<- Back
#cryptsetup #security #disk-encryption #kdf #key-derivation #argon2 #openssl #aes

dm crypt

Get disk serial number
inxi 
sudo inxi -Dxxd
udevadm 
bash -c 'for dev in /dev/sd? /dev/nvme?n1; do udevadm info --query=all --name="$dev" | grep -E "DEVNAME|ID_SERIAL"; echo ---; done'
Prepare the disk
Complete wipe via dd (will destroy all data) 
sudo dd if=/dev/urandom of=/dev/sdX bs=8M iflag=fullblock status=progress
Generate key
via openssl and argon2 
openssl kdf -binary -keylen 64 -kdfopt pass:(read --prompt-str 'Enter your password: ') -kdfopt salt:'HDD|Serial:123456789' -kdfopt iter:4 -kdfopt memcost:262144 -kdfopt lanes:4 Argon2id
Open disk
open 
sudo cryptsetup open --type=plain --cipher=aes-xts-plain64 --key-file=./keyfile.bin --key-size=512 --keyfile-size=64 --offset=0 --hash=plain /dev/sdX my_container
check status 
sudo dmsetup ls --target crypt
create filesystem 
sudo mkfs.ext4 -m 0 /dev/mapper/my_container

Be careful with all the commands and double check everything you enter.

  • Replace /dev/sdX with your real block device.
  • Replace 123456789 with your real (short) disk serial number.
  • Replace my_container with a name of your choice. Should be unique.

You might experience permanent data loss if your command is wrong!

Test the commands first with test drives to ensure they work as you expect. Wiping the disk with dd will erase all your existing data. Proceed with caution and always ensure that you have appropriate backups in place. Use at your own risk.

My parameters

  • dm-crypt’s Plain mode (= not LUKS)
    I prefer it for not having a header on the disk, so it purely looks like random data.
  • Key derivation function: Argon2
  • Salt (S): **HDD Serial:123456789**
  • Memory cost (m, in KiB): 262144 (which is 256 MB)
  • Iterations (t): 4
  • Parallelism (p): 4 (it is called lanes in openssl)
  • Key length: 64 bytes (= 512 bits)
  • The default version (v) is used: 0x13 (= 19 decimal)

Note them.
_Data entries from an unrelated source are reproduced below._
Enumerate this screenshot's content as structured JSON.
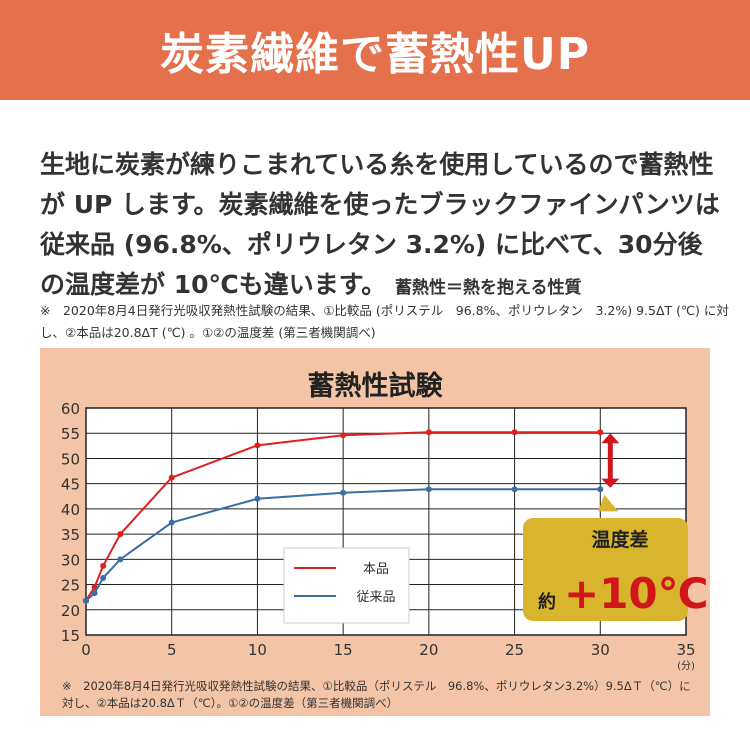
{
  "header": {
    "title": "炭素繊維で蓄熱性UP",
    "color": "#e4704c"
  },
  "description": {
    "main": "生地に炭素が練りこまれている糸を使用しているので蓄熱性が UP します。炭素繊維を使ったブラックファインパンツは従来品 (96.8%、ポリウレタン 3.2%) に比べて、30分後の温度差が 10℃も違います。",
    "note": "蓄熱性＝熱を抱える性質"
  },
  "footnote": "※　2020年8月4日発行光吸収発熱性試験の結果、①比較品 (ポリステル　96.8%、ポリウレタン　3.2%) 9.5ΔT (℃) に対し、②本品は20.8ΔT (℃) 。①②の温度差 (第三者機関調べ)",
  "chart_data": {
    "type": "line",
    "title": "蓄熱性試験",
    "xlabel": "(分)",
    "ylabel": "",
    "xlim": [
      0,
      35
    ],
    "ylim": [
      15,
      60
    ],
    "xticks": [
      0,
      5,
      10,
      15,
      20,
      25,
      30,
      35
    ],
    "yticks": [
      15,
      20,
      25,
      30,
      35,
      40,
      45,
      50,
      55,
      60
    ],
    "grid": true,
    "legend": "center",
    "x": [
      0,
      0.5,
      1,
      2,
      5,
      10,
      15,
      20,
      25,
      30
    ],
    "series": [
      {
        "name": "本品",
        "color": "#e02020",
        "values": [
          21.8,
          24.5,
          28.7,
          35,
          46.2,
          52.6,
          54.6,
          55.2,
          55.2,
          55.2
        ]
      },
      {
        "name": "従来品",
        "color": "#3a6ea5",
        "values": [
          21.8,
          23.3,
          26.3,
          30,
          37.3,
          42,
          43.2,
          43.9,
          43.9,
          43.9
        ]
      }
    ],
    "annotation": {
      "label": "温度差",
      "prefix": "約",
      "value": "+10℃"
    },
    "note": "※　2020年8月4日発行光吸収発熱性試験の結果、①比較品（ポリステル　96.8%、ポリウレタン3.2%）9.5ΔＴ（℃）に対し、②本品は20.8ΔＴ（℃）。①②の温度差（第三者機関調べ）"
  }
}
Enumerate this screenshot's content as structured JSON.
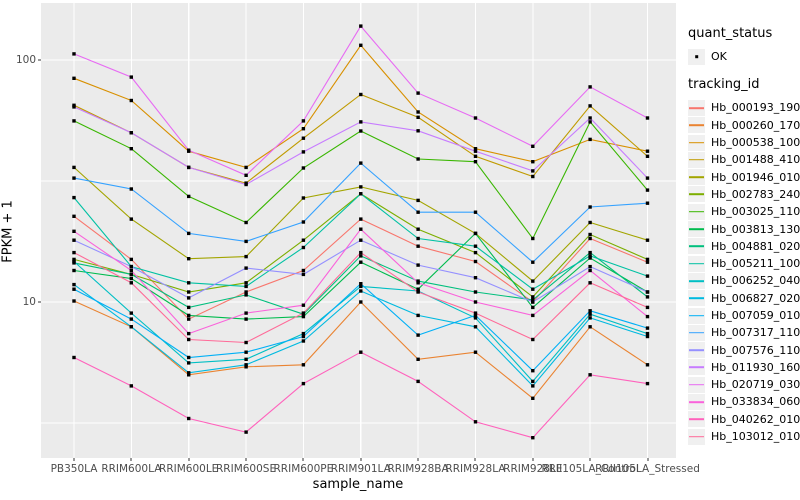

You need the exact same parameters each time you open the disk, otherwise a different key is generated and the data is unreadable.

Common usage

openssl kdf -binary -keylen 64 -kdfopt pass:(read --prompt-str 'Enter your password: ') -kdfopt salt:'HDD|Serial:123456789' -kdfopt iter:4 -kdfopt memcost:262144 -kdfopt lanes:4 Argon2id | sudo cryptsetup open --type=plain --cipher=aes-xts-plain64 --key-file=- --key-size=512 --keyfile-size=64 --offset=0 --hash=plain /dev/sdX my_container
udisksctl mount --filesystem-type=ext4 --block-device=/dev/mapper/my_container
# Use the disk here
udisksctl unmount --block-device=/dev/mapper/my_container
sudo cryptsetup close my_container
sudo udisksctl power-off --block-device=/dev/sdX

Notes

A note on the key length

We really only use a 256 bit key strength for the encryption, but the cipher aes-xts-plain64 in cryptsetup requires two keys.

A note on hash

Important: Use --hash=plain when piping in the binary key from a command like openssl. This cost me quite some time to figure out.